谷主虞病帶她見過幾個管事的,然後以「有事要忙」為由讓所有人散了,留她和公子在一起。
白琅覺得特別奇怪,難道不應該由他介紹介紹谷內情況,表達一下想合作還是想打架的想法嗎?不說正式的會晤,至少所有人應該坐下來談談吧?就見了一面,然後甩手把她扔給一個扶夜峰的助力,荊谷這個態度莫非是想開戰?
「這是荊谷的主要地域圖,由我帶您四下走走吧。」
地形圖給出來了,應該是示好。荊谷的態度可真難琢磨。
白琅接過圖,又立馬覺得白沉憂說話也特奇怪。他太客氣了,而且語調帶著一種……不知道怎麼形容的感覺。
她使勁壓下違和感,說:「請問……這些地方都是你負責嗎?」
白沉憂微怔:「不是。」
「那為何不讓主管這些地方的人帶我看?」
白沉憂反覆告訴自己要耐下心來,有必要時可以做出點犧牲。因為接下來靈虛門對荊谷的態度,全部取決於這位使者的態度,她真的很重要。
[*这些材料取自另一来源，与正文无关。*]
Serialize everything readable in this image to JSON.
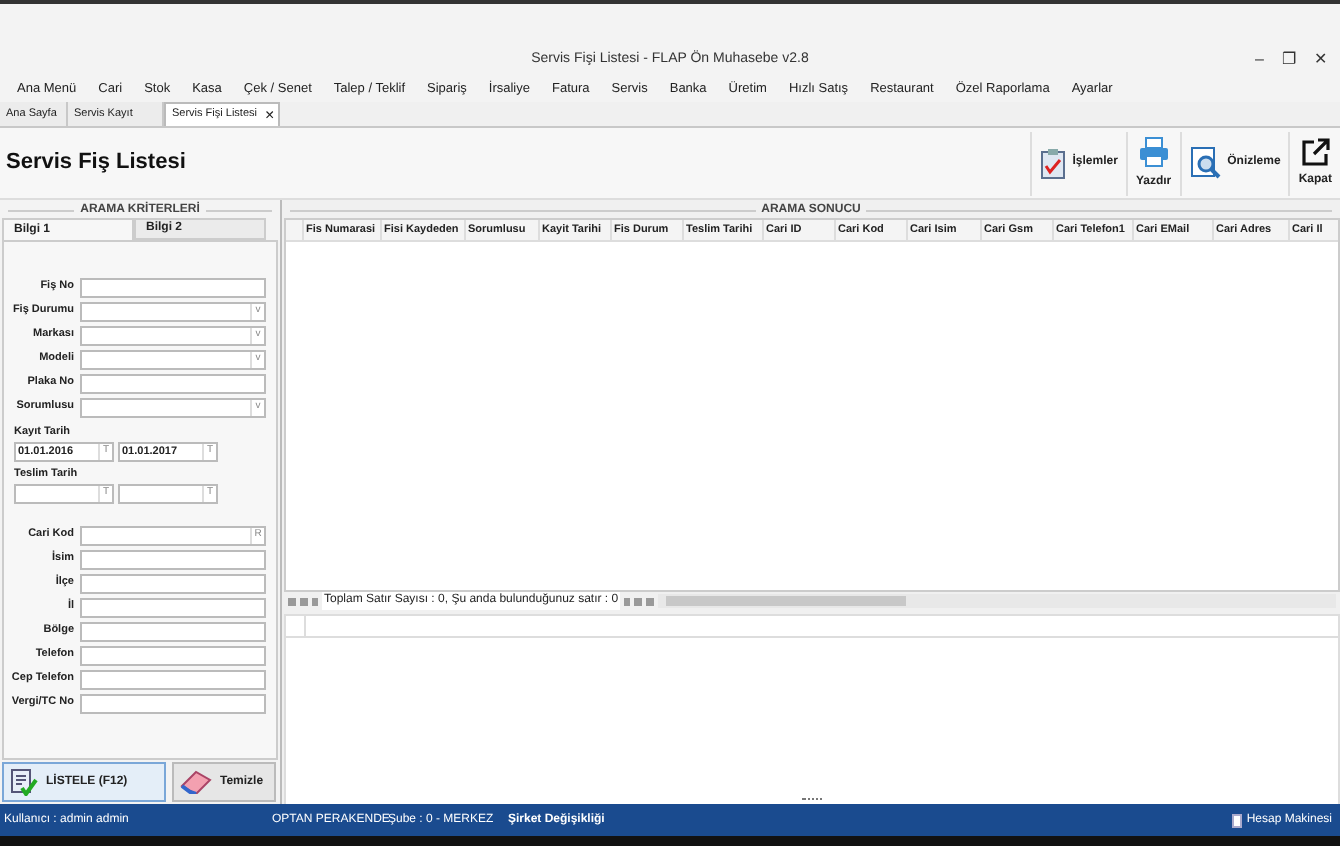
{
  "window": {
    "title": "Servis Fişi Listesi - FLAP Ön Muhasebe v2.8",
    "controls": [
      "–",
      "❐",
      "✕"
    ]
  },
  "menu": [
    "Ana Menü",
    "Cari",
    "Stok",
    "Kasa",
    "Çek / Senet",
    "Talep / Teklif",
    "Sipariş",
    "İrsaliye",
    "Fatura",
    "Servis",
    "Banka",
    "Üretim",
    "Hızlı Satış",
    "Restaurant",
    "Özel Raporlama",
    "Ayarlar"
  ],
  "tabs": [
    {
      "label": "Ana Sayfa",
      "selected": false
    },
    {
      "label": "Servis Kayıt",
      "selected": false
    },
    {
      "label": "Servis Fişi Listesi",
      "selected": true,
      "close": "×"
    }
  ],
  "page_title": "Servis Fiş Listesi",
  "toolbar": [
    {
      "kind": "side",
      "label": "İşlemler"
    },
    {
      "kind": "below",
      "label": "Yazdır"
    },
    {
      "kind": "side",
      "label": "Önizleme"
    },
    {
      "kind": "below",
      "label": "Kapat"
    }
  ],
  "criteria": {
    "title": "ARAMA KRİTERLERİ",
    "tabs": [
      {
        "label": "Bilgi 1",
        "selected": true
      },
      {
        "label": "Bilgi 2",
        "selected": false
      }
    ],
    "fields": [
      {
        "label": "Fiş No"
      },
      {
        "label": "Fiş Durumu",
        "button": "v"
      },
      {
        "label": "Markası",
        "button": "v"
      },
      {
        "label": "Modeli",
        "button": "v"
      },
      {
        "label": "Plaka No"
      },
      {
        "label": "Sorumlusu",
        "button": "v"
      }
    ],
    "date_groups": [
      {
        "label": "Kayıt Tarih",
        "dates": [
          {
            "value": "01.01.2016",
            "button": "T"
          },
          {
            "value": "01.01.2017",
            "button": "T"
          }
        ]
      },
      {
        "label": "Teslim Tarih",
        "dates": [
          {
            "button": "T"
          },
          {
            "button": "T"
          }
        ]
      }
    ],
    "cari_fields": [
      {
        "label": "Cari Kod",
        "button": "R"
      },
      {
        "label": "İsim"
      },
      {
        "label": "İlçe"
      },
      {
        "label": "İl"
      },
      {
        "label": "Bölge"
      },
      {
        "label": "Telefon"
      },
      {
        "label": "Cep Telefon"
      },
      {
        "label": "Vergi/TC No"
      }
    ],
    "buttons": [
      {
        "label": "LİSTELE (F12)"
      },
      {
        "label": "Temizle"
      }
    ]
  },
  "results": {
    "title": "ARAMA SONUCU",
    "columns": [
      "Fis Numarasi",
      "Fisi Kaydeden",
      "Sorumlusu",
      "Kayit Tarihi",
      "Fis Durum",
      "Teslim Tarihi",
      "Cari ID",
      "Cari Kod",
      "Cari Isim",
      "Cari Gsm",
      "Cari Telefon1",
      "Cari EMail",
      "Cari Adres",
      "Cari Il"
    ],
    "navigator": "Toplam Satır Sayısı : 0, Şu anda bulunduğunuz satır : 0"
  },
  "status_bar": {
    "user": "Kullanıcı : admin admin",
    "company": "OPTAN PERAKENDE",
    "branch": "Şube : 0 - MERKEZ",
    "switch": "Şirket Değişikliği",
    "calculator": "Hesap Makinesi"
  }
}
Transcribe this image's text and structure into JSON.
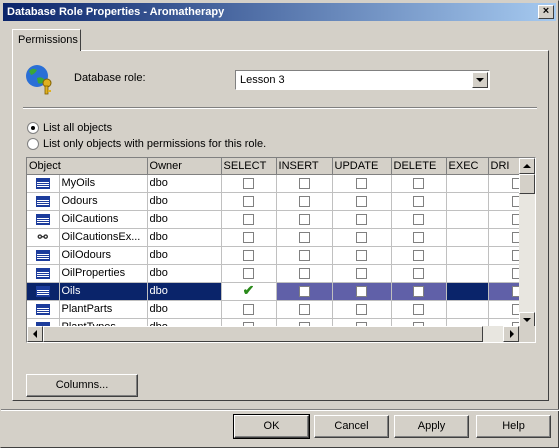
{
  "window": {
    "title": "Database Role Properties - Aromatherapy"
  },
  "tabs": [
    {
      "label": "Permissions"
    }
  ],
  "role": {
    "label": "Database role:",
    "value": "Lesson 3"
  },
  "options": {
    "list_all": "List all objects",
    "list_only": "List only objects with permissions for this role.",
    "selected": "list_all"
  },
  "grid": {
    "headers": [
      "Object",
      "Owner",
      "SELECT",
      "INSERT",
      "UPDATE",
      "DELETE",
      "EXEC",
      "DRI"
    ],
    "rows": [
      {
        "icon": "table-icon",
        "name": "MyOils",
        "owner": "dbo",
        "select": false,
        "selected": false
      },
      {
        "icon": "table-icon",
        "name": "Odours",
        "owner": "dbo",
        "select": false,
        "selected": false
      },
      {
        "icon": "table-icon",
        "name": "OilCautions",
        "owner": "dbo",
        "select": false,
        "selected": false
      },
      {
        "icon": "view-icon",
        "name": "OilCautionsEx...",
        "owner": "dbo",
        "select": false,
        "selected": false
      },
      {
        "icon": "table-icon",
        "name": "OilOdours",
        "owner": "dbo",
        "select": false,
        "selected": false
      },
      {
        "icon": "table-icon",
        "name": "OilProperties",
        "owner": "dbo",
        "select": false,
        "selected": false
      },
      {
        "icon": "table-icon",
        "name": "Oils",
        "owner": "dbo",
        "select": true,
        "selected": true
      },
      {
        "icon": "table-icon",
        "name": "PlantParts",
        "owner": "dbo",
        "select": false,
        "selected": false
      },
      {
        "icon": "table-icon",
        "name": "PlantTypes",
        "owner": "dbo",
        "select": false,
        "selected": false
      }
    ]
  },
  "buttons": {
    "columns": "Columns...",
    "ok": "OK",
    "cancel": "Cancel",
    "apply": "Apply",
    "help": "Help"
  }
}
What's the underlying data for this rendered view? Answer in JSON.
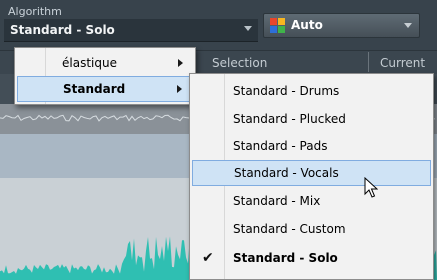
{
  "algorithm": {
    "caption": "Algorithm",
    "value": "Standard - Solo"
  },
  "preset_button": {
    "label": "Auto",
    "icon": "color-grid-icon",
    "icon_colors": [
      "#e8462b",
      "#f7b620",
      "#2e6fd8",
      "#3fb34a"
    ]
  },
  "columns": {
    "selection": "Selection",
    "current": "Current"
  },
  "algorithm_menu": {
    "items": [
      {
        "label": "élastique",
        "has_submenu": true,
        "highlighted": false
      },
      {
        "label": "Standard",
        "has_submenu": true,
        "highlighted": true
      }
    ]
  },
  "standard_submenu": {
    "items": [
      {
        "label": "Standard - Drums",
        "checked": false,
        "highlighted": false
      },
      {
        "label": "Standard - Plucked",
        "checked": false,
        "highlighted": false
      },
      {
        "label": "Standard - Pads",
        "checked": false,
        "highlighted": false
      },
      {
        "label": "Standard - Vocals",
        "checked": false,
        "highlighted": true
      },
      {
        "label": "Standard - Mix",
        "checked": false,
        "highlighted": false
      },
      {
        "label": "Standard - Custom",
        "checked": false,
        "highlighted": false
      },
      {
        "label": "Standard - Solo",
        "checked": true,
        "highlighted": false
      }
    ]
  },
  "colors": {
    "waveform": "#2fbfb2",
    "highlight_fill": "#cfe3f5",
    "highlight_border": "#80ace0"
  }
}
他輕笑了一下,低頭湊到她身邊,聲音微啞:「我不合適嗎?」
……………………
白琅覺得這趟恐怕真的問題大了。
第90章 誤解愈深
白琅怕自己自作多情會錯意,於是沒敢亂接茬。
她定了定神, 說:「……也沒什麼不合適的, 你帶我看吧。」
白沉憂沒想到她這麼快就鬆口, 心裡稍微有點不安——看來這姑娘是真的耽於男色。這是好事,比起言琢玉那種連蒼蠅都找不到縫的,肯定是她更容易對付。
不過這也意味著他要稍作隱忍。
他順意帶白琅開始參觀荊谷各個地區。
白琅覺得雖然白沉憂舉止讓人很不自在, 但好歹講的東西靠譜。他在荊谷呆得久了, 對這裡的人和事都很了解,該瞞的瞞,該說的說,滴水不漏。
走到荊谷深處,有一片連在一起的帳篷,被密密麻麻的禁制封住。
白琅伸手一指:「那是做什麼的?」
白沉憂順著她視線看過去——那片帳篷外面, 管事的王自道正翹首以盼。他剛鍛鍊完, 把小辮子梳得油光水滑的, 上衣沒穿, 露出好大一片胸肌和胸毛,看見白琅從門口經過就立即開始擺姿勢。
「是倉庫。」白沉憂有點沒眼看,想把白琅從這兒拉開。
「我能去看看嗎?」白琅問。
「這裡面也沒什麼好看的……」
「所以, 我能進去看看嗎?」
白沉憂覺得她太咄咄逼人了, 心下有些氣,但又只能忍著。他聲音和緩:「可以,我為您開禁制吧。」